Там, в запространствах, в юности, когда только что сошел снег детства, росли голубые цветочки, которые учебниками ботаники называются Galanthus, – их собирал в детстве Эдгар Иванович. Эти же цветы росли в поле, сейчас же за окопом, – рискуя жизнью тогда, Эдгар Иванович лазил за окоп, чтобы послать такой цветочек Ольге Александровне. Эти же самые цветы стояли у него на столе, подаренные ему вчера Лисой, нарванные в саду, первые цветы лета, – Лиса подарила их отцу в тот час, когда отец рассказывал сказку о медведе, рубившем свой собственный сук, и когда Лиса сказала, что мамины сказки лучше, потому что мамины сказки с картинками, а у отца ничего не видно. Цветы, называемые в учебниках ботаники Galanthus'ами, стояли в глиняной баночке около свечи.
– Как видно, ты все уже знаешь, Ольга? – спросил Эдгар Иванович.
– Я знаю это от Ожогова, – ответила Ольга Александровна, – но я хочу знать от тебя.
Ольга Александровна сморщила в боли губы – совсем не так, как некогда на фронте русской революции, когда своими пальцами она вытащила из мяса своей раны осколок гранаты. Ее руки потянулись к губам, несмятый платок смял ее губы.
– Мама! – крикнула Любовь Пименовна и стала сзади матери у порога.
Там, в запространствах, Лиса нашлась, как защитить мать. – «Хорошо, – сказала Лиса, – но мамины сказки с картинками, а у тебя я ничего не вижу, как медведь рубит сук!» – эти Galanthus'ы цвели – и будут цвести, пока есть земля, еще тысячелетья, как тысячелетья будут жить люди, ибо жива Алиса, – но он, Эдгар, она, Ольга, – они уйдут с земли или к червям кладбищ, или в последние судороги крематория, старясь по пути ко крематорию, когда у него окончательно поседеют волосы, когда у него выпадут зубы, одрябнут кожа и мысли, – а в это время будут цвести и цвести Galanthus'ы!

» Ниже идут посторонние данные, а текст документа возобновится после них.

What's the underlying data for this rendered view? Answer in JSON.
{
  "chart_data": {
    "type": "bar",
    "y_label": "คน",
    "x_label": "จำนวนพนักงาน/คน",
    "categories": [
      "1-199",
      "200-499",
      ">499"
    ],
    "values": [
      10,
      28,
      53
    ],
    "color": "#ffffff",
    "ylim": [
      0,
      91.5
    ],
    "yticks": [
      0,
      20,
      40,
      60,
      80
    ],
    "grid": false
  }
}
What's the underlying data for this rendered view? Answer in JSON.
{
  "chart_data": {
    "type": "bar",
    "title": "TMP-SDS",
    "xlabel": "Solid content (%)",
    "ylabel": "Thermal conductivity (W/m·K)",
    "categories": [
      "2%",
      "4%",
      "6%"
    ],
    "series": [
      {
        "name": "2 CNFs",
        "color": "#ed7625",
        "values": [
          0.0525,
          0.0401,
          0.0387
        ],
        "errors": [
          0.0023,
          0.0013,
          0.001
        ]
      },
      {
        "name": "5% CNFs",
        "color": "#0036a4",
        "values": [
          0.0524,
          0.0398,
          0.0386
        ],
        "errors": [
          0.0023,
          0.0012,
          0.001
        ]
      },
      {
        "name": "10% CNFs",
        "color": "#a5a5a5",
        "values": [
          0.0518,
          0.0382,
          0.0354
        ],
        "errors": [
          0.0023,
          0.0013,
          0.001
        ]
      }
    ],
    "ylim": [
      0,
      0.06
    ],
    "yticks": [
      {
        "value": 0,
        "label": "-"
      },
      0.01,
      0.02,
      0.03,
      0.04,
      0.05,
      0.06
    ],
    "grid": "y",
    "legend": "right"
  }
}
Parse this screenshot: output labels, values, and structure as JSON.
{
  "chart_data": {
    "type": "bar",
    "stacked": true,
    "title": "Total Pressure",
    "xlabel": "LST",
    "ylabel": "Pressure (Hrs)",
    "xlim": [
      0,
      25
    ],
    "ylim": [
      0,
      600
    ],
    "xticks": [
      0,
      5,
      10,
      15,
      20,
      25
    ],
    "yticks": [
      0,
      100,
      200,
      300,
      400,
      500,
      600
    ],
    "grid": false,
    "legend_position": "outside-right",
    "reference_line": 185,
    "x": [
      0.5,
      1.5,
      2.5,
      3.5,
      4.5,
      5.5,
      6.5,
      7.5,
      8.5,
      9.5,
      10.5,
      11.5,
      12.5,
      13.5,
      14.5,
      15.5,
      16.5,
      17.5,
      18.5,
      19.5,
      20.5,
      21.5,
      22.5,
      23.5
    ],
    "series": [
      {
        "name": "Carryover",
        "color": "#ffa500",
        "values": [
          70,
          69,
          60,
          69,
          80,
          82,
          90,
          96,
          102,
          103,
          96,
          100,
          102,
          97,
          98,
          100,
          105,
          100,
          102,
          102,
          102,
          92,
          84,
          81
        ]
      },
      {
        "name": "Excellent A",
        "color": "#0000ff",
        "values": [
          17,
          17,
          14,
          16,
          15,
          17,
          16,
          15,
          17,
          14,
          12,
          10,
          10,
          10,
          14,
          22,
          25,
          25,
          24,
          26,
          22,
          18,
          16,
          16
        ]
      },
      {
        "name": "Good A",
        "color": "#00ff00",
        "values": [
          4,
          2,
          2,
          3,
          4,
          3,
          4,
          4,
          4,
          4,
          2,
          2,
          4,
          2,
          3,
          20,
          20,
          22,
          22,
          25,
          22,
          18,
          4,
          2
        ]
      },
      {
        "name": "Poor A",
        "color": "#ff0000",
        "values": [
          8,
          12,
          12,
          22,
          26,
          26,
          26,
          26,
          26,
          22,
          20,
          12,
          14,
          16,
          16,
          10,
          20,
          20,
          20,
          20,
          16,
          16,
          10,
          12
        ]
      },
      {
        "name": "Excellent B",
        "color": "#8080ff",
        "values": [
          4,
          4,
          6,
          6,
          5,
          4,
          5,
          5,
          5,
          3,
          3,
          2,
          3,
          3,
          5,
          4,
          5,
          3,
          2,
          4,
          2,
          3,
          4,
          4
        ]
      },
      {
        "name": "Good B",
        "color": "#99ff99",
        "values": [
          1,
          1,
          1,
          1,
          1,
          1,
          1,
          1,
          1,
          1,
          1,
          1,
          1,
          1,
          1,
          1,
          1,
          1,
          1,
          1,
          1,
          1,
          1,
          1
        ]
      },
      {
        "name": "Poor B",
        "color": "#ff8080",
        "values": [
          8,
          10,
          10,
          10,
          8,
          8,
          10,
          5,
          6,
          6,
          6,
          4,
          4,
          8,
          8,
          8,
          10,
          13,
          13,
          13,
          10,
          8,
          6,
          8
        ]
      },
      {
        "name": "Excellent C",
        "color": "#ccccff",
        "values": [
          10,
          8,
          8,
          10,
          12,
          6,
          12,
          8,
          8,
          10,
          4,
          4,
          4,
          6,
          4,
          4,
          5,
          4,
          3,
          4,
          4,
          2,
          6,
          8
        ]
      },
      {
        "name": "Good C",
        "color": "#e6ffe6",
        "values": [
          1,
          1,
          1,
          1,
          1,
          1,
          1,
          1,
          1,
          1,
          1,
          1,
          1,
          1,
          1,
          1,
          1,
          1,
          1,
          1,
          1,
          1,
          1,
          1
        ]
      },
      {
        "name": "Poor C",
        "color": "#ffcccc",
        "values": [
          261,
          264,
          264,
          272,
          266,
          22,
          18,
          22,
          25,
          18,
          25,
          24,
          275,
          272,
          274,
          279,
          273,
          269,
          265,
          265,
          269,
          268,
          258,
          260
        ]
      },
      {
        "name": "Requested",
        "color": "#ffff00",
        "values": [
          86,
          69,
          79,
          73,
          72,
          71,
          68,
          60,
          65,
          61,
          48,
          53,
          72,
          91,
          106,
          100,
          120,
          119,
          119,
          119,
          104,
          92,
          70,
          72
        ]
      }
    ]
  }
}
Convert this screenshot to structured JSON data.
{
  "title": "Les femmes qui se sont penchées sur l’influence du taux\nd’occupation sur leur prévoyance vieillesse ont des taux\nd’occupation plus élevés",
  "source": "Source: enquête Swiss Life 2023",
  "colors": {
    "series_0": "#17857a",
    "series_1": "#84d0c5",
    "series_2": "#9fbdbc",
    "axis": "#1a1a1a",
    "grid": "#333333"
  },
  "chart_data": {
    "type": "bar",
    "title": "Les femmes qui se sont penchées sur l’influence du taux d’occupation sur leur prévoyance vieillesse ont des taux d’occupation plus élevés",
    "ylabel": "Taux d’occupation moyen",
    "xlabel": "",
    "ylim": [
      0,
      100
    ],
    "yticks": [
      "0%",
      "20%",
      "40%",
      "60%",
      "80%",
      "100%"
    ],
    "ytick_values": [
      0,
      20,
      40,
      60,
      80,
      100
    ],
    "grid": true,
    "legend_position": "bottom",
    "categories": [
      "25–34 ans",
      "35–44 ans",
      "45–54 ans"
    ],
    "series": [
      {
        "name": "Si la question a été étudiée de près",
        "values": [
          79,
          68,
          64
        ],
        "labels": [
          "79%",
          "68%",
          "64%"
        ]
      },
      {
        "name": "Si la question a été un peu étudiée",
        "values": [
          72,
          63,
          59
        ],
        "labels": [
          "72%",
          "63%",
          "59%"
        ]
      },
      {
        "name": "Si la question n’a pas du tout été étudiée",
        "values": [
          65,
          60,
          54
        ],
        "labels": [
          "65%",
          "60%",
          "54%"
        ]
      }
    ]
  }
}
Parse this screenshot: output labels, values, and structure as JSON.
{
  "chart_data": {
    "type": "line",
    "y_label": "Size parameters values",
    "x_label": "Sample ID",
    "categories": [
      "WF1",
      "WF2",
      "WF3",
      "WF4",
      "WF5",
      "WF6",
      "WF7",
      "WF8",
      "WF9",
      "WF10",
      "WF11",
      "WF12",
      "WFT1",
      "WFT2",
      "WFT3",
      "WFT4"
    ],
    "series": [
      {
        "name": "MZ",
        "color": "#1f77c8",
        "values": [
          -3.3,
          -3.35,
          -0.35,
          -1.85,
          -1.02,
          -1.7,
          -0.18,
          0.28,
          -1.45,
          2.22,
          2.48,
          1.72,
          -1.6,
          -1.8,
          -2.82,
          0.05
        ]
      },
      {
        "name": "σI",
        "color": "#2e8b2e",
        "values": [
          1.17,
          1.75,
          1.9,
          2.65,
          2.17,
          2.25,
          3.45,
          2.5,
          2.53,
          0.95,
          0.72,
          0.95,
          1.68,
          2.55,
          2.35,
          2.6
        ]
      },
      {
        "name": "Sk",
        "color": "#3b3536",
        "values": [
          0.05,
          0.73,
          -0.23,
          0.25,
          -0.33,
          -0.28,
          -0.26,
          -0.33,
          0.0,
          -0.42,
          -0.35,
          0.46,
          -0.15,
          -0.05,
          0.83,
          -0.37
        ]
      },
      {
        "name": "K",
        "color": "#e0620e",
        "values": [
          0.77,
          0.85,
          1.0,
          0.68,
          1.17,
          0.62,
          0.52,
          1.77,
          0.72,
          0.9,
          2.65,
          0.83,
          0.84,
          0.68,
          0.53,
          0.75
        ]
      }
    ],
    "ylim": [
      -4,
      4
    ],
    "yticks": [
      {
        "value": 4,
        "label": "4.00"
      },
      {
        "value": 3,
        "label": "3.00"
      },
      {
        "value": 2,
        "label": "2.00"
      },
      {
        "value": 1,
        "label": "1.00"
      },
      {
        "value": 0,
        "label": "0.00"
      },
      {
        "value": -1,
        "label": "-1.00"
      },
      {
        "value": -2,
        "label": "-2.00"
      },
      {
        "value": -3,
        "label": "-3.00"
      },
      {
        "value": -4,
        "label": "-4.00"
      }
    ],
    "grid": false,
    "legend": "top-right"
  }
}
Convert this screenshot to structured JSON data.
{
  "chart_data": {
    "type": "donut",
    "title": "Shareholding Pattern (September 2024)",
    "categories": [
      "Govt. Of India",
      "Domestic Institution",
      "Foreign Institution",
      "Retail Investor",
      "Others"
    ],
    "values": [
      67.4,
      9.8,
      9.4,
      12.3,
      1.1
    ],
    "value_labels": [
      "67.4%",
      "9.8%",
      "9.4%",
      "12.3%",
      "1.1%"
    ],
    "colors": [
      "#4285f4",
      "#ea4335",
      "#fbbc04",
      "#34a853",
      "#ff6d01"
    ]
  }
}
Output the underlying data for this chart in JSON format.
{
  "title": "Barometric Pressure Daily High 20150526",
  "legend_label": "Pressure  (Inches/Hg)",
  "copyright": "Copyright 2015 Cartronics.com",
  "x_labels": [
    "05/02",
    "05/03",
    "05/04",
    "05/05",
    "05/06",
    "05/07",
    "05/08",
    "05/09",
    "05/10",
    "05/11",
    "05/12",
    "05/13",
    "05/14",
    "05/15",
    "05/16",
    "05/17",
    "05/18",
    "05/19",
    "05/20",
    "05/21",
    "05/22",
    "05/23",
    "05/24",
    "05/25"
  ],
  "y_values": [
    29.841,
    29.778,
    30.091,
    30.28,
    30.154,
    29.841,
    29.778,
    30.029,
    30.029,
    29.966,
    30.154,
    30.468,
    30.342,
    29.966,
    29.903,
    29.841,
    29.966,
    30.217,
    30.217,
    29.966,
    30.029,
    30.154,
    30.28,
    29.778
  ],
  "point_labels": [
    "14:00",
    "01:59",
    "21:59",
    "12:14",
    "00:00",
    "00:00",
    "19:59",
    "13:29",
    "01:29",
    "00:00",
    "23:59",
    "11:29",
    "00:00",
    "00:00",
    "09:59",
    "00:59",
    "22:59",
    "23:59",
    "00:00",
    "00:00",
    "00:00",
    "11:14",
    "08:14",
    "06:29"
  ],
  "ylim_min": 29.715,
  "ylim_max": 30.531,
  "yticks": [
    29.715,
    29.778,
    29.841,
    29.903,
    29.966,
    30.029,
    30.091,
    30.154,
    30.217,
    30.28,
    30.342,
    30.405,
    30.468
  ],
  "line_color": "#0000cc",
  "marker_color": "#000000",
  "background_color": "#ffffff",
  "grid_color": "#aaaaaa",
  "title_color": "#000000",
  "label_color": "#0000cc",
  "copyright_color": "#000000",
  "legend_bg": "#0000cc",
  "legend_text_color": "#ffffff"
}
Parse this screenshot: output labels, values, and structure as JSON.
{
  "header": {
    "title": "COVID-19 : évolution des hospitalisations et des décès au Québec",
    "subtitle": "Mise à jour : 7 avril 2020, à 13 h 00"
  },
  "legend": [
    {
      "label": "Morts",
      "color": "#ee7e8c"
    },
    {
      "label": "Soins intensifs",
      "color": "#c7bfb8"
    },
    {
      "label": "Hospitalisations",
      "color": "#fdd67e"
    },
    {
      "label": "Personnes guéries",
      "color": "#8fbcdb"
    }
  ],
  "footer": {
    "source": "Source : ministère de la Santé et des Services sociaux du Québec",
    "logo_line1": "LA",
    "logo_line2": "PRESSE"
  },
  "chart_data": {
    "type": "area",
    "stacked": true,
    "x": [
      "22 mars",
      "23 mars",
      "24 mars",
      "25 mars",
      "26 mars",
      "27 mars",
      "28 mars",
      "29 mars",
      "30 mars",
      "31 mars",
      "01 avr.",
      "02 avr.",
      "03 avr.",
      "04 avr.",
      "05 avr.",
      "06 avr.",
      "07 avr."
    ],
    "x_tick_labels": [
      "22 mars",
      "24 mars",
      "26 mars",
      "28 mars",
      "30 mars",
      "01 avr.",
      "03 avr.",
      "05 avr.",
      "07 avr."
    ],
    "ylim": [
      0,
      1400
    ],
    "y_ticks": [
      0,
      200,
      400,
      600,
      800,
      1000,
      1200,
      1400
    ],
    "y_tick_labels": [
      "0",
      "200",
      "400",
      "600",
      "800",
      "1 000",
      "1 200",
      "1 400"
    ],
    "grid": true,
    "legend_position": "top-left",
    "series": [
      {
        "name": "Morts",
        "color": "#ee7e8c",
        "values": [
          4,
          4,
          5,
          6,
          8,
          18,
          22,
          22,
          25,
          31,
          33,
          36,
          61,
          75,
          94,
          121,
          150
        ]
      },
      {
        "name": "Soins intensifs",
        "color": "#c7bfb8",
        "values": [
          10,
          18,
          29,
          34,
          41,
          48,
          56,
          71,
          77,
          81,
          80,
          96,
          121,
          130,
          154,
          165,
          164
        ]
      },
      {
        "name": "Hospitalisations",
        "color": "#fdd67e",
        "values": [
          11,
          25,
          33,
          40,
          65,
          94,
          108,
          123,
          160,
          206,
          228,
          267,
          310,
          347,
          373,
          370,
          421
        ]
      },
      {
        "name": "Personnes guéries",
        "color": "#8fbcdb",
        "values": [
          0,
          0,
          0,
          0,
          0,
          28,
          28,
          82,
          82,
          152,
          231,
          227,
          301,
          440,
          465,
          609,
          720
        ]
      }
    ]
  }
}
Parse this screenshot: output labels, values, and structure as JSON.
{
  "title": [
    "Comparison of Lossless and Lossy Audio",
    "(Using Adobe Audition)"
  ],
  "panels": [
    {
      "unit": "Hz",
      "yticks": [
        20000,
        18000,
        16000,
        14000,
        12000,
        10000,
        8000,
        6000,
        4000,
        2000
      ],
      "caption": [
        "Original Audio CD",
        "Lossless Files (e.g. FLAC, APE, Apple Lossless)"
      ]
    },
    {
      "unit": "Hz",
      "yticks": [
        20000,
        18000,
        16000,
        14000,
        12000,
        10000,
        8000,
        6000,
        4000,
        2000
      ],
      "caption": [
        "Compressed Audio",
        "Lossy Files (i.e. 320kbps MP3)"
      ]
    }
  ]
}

– Слушай, Алиса, – сказал Эдгар Иванович и замолчал.
– Да, мы слушаем, – сказала Любовь Пименовна.
– Вы говорите не с Лисой, а с Ольгой Александровной.
– Слушай, Ольга, – поправился, повторил Эдгар Иванович и заговорил, возвращаясь из-за пространств.
– Ты все уже знаешь. Я должен сказать, что все кончено. Федор поступил жестоко и честно, как требует коммунистическая мораль. Суди как хочешь. Я не могу не принять его вызова. Я не могу бросить женщину, которая честно отдана мне и которую я не совсем честно в свое время взял. Поверь, что тяжелее всего – мне. Суди как хочешь.
– Хорошо, – тихо сказала Ольга Александровна и села на стул к столу. – Завтра я и мои дочери, мы уйдем от тебя.
– Идем, мама, – громко сказала Любовь Пименовна и стала сзади матери.
Под глазами Ольги Александровны легла частая сетка морщин, и была она светла в своем горе, женщина, карие глаза которой яснели голубым русским небом. – Годы идут свинцовой поступью. Челюсти и плечи у людей могут гнить. Ольга, жена, мать, друг, женщина, возникшая вместе с молодостью, отдавшая все их общим делам, – майские ночи могут превращаться в сентябрь, в сентябрьских нищих оборванцев. Эдгар Иванович знал, что Ольга Александровна не может быть любовницей. Мария мирилась быть второю женщиной, – таких жен не бывает, если они жены. Ольга Александровна собрала все свои силы, чтобы подняться со стула.
– Хорошо, – повторила Ольга Александровна, – завтра я и мои дочери, мы уйдем от тебя, – чтобы спасти твою честь, если эта честь требует бросить дочь и старую жену.